With all the proposals being floated in auto, the one constant is GM’s and Delphi’s efforts to increase profits by cutting jobs and benefits.

A recent agreement between GM, Delphi and the United Auto Workers Union has not removed the prospect of a strike at Delphi, the auto parts maker, as the company still plans to move more operations overseas, slash wages and reduce benefits. Delphi has said it wants to eliminate two-thirds of its workers and win more concessions from those who remain.

GM offered buyouts to all of its 113,000 workers and to the 13,000 UAW members at Delphi. While the agreement with the UAW shows the strength of having a union going to bat for you (workers at nonunion shops often lose all benefits and get no or little severance pay), it raises troubling questions for many current autoworkers and their communities.

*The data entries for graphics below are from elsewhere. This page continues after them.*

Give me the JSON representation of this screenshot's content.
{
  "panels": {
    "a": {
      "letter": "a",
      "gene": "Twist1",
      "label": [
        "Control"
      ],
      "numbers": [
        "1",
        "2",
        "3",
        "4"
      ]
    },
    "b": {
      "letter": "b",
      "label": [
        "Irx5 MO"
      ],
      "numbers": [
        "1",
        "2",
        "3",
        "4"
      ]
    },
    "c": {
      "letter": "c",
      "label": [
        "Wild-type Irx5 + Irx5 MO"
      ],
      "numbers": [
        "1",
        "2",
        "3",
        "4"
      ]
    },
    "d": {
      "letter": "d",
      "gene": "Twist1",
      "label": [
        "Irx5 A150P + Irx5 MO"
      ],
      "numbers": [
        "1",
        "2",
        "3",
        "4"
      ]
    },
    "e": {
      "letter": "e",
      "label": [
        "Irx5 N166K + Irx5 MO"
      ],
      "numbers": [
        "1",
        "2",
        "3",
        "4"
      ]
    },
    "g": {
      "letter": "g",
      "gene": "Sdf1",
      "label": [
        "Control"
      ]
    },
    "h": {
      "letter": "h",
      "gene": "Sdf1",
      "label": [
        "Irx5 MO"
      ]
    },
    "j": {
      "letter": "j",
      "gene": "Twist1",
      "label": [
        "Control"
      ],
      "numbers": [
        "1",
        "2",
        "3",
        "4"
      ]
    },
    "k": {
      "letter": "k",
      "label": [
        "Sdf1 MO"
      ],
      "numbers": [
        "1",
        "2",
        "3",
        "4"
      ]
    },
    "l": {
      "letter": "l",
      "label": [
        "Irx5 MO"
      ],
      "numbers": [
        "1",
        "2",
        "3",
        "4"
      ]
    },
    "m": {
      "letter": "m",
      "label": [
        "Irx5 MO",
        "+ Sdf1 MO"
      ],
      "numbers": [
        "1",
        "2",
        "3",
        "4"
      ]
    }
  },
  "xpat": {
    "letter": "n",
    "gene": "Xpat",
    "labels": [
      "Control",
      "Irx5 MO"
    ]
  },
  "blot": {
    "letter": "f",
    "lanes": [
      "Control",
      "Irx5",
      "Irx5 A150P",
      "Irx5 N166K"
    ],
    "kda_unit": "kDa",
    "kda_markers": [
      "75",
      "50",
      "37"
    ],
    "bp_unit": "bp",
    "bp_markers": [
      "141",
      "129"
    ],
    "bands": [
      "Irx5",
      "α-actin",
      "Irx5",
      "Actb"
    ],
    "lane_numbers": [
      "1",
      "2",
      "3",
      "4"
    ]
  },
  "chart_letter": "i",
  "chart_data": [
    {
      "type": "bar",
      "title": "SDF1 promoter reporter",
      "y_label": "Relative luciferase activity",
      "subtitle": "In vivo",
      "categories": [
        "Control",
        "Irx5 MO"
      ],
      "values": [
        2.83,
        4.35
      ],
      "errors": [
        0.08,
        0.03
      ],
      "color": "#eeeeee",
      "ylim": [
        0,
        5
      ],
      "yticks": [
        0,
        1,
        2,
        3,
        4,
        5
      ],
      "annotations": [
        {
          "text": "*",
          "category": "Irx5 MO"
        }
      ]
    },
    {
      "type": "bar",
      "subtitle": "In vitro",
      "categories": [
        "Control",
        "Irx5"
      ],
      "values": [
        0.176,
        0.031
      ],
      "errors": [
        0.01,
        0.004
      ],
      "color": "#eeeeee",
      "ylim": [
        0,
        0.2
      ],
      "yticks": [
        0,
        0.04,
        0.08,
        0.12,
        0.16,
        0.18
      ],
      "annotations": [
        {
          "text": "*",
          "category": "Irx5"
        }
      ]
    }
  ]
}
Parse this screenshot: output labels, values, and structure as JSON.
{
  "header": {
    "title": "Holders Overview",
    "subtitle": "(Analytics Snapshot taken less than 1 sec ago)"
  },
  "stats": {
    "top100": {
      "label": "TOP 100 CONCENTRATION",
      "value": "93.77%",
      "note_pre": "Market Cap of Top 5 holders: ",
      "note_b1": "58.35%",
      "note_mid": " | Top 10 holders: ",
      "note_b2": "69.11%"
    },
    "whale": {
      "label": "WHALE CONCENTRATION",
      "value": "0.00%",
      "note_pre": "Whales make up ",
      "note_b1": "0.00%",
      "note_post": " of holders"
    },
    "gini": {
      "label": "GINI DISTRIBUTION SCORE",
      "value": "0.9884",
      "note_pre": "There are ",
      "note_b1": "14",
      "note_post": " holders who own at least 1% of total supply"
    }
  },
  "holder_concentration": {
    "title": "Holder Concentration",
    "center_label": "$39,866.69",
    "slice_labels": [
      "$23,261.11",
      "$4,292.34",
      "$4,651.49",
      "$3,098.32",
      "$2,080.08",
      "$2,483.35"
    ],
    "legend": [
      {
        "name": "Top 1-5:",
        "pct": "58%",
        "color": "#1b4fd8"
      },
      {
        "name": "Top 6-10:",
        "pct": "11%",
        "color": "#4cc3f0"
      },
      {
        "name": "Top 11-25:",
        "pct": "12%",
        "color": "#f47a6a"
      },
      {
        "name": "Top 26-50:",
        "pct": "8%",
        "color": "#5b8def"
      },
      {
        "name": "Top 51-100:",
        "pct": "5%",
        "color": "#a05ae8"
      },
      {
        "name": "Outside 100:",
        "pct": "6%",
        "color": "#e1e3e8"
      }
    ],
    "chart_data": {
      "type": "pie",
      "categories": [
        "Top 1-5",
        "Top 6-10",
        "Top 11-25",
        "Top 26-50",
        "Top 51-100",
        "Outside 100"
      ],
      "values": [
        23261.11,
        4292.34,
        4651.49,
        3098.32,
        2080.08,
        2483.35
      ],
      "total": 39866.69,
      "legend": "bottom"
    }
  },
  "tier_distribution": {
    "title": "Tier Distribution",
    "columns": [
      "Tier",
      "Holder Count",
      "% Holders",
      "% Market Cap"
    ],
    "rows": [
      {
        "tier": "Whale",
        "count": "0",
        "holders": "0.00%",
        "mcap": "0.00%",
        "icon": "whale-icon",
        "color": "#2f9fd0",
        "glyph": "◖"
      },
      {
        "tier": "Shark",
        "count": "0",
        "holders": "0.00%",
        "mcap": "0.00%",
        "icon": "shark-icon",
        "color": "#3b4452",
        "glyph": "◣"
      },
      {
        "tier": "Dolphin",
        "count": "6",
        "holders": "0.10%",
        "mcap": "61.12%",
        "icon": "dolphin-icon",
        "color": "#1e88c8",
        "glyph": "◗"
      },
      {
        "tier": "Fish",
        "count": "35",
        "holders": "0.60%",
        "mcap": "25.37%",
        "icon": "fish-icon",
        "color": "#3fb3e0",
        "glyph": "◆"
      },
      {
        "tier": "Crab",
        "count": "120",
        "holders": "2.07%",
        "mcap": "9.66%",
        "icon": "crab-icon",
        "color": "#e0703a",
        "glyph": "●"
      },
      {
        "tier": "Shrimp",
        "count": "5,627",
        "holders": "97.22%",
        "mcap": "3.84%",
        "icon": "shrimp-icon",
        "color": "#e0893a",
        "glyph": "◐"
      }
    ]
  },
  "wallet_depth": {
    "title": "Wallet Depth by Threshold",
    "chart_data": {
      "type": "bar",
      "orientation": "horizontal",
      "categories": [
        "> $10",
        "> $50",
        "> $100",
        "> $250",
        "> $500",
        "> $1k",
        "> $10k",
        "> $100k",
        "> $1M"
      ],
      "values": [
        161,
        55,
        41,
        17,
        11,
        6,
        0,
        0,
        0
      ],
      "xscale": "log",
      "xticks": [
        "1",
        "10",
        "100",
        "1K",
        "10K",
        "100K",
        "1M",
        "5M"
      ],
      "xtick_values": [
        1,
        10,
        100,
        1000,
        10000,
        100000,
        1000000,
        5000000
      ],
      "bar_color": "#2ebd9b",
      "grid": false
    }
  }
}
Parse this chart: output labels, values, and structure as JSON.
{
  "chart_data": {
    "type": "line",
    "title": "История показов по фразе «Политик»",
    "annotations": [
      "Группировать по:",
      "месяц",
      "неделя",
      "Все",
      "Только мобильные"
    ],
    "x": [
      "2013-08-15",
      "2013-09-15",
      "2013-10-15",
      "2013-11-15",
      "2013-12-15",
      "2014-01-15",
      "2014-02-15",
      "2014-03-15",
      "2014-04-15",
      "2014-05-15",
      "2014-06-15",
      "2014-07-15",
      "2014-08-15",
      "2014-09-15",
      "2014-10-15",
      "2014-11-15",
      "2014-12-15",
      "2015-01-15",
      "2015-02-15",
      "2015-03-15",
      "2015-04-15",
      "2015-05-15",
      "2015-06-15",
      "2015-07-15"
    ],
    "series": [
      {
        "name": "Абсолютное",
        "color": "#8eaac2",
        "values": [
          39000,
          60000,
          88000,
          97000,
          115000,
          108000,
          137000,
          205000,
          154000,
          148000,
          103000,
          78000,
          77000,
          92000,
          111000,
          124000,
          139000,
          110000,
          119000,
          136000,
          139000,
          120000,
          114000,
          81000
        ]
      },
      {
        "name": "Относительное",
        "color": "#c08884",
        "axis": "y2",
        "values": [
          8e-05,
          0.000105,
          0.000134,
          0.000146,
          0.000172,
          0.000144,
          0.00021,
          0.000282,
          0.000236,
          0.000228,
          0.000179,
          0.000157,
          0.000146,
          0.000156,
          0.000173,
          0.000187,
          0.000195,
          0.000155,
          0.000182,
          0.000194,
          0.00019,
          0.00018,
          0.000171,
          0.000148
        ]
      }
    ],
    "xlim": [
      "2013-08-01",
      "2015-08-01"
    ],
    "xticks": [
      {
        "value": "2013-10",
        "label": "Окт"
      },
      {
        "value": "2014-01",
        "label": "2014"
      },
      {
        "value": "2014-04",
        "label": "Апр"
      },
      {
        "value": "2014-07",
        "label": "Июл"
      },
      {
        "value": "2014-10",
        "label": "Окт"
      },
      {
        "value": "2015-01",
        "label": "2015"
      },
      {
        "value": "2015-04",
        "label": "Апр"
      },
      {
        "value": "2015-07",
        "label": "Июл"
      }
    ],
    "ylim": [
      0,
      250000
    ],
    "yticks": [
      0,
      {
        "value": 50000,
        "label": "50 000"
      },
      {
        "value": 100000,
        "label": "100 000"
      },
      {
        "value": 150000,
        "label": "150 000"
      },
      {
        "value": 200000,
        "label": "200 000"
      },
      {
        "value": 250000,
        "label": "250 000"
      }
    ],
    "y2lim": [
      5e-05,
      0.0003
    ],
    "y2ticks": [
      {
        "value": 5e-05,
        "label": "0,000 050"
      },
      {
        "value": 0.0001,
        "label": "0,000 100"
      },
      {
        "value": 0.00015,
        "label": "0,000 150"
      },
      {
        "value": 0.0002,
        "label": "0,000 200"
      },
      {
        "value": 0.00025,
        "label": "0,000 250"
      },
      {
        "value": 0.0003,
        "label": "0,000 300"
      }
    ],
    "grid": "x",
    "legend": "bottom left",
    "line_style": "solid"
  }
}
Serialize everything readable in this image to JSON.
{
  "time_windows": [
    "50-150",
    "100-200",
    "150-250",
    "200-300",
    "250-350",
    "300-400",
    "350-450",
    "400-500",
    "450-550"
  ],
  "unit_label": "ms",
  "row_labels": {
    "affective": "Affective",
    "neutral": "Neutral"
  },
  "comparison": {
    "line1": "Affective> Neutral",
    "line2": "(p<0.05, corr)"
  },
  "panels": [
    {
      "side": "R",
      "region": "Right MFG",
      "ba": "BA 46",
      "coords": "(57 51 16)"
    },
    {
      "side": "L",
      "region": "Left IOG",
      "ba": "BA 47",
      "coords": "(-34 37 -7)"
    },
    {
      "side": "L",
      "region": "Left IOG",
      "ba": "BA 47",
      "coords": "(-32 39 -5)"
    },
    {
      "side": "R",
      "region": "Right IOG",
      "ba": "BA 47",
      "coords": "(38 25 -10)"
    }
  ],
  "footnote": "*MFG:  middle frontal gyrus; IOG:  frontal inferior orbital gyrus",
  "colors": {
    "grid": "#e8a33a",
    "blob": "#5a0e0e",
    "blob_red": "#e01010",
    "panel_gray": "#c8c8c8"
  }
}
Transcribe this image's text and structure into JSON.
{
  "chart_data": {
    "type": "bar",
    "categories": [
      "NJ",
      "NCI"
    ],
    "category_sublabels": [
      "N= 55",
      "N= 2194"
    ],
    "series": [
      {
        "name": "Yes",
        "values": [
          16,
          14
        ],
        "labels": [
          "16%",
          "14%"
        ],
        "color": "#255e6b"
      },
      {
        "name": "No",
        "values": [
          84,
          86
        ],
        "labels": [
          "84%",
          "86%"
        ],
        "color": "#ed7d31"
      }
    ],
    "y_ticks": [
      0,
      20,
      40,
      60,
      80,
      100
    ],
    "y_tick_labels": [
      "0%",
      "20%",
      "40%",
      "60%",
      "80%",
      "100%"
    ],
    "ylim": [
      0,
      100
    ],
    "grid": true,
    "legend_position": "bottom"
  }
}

Will there be jobs available at GM for the Delphi workers who want to return? GM has agreed to accept only 5,000. The others are promised access to a job bank, but only through the life of the UAW contract, which expires next year. GM has called the job bank a “burden.”

Delphi workers with more seniority have a better chance of keeping their jobs, raising concerns the agreement may cause disunity in the union by pitting older workers against younger ones.

For workers with less than 27 years of seniority, the offer of $140,000 (which after taxes amounts to approximately $100,000), coupled with the loss of pension and health care benefits, doesn’t sound too good if don’t have another job with benefits lined up. Same goes for those with less than 10 years who are being offered $70,000 (about $50,000 after taxes).

The loss of good-paying union jobs will have a rippling effect through the economy. The growth in the U.S. of nonunion jobs at Honda, Toyota, Hyundai and Nissan creates downward pressure on everyone’s wages and benefits. Many auto jobs, of course, have moved to low-wage plants overseas.

The next round of contract negotiations will be difficult. How hard will GM press to eliminate the job bank? Will they push for a two-tier wage for new hires, which is already in place at Delphi.

Autoworkers and their families are wrestling with the positives and negatives of the buyout options and trying to sort through many other difficult questions they and their union face.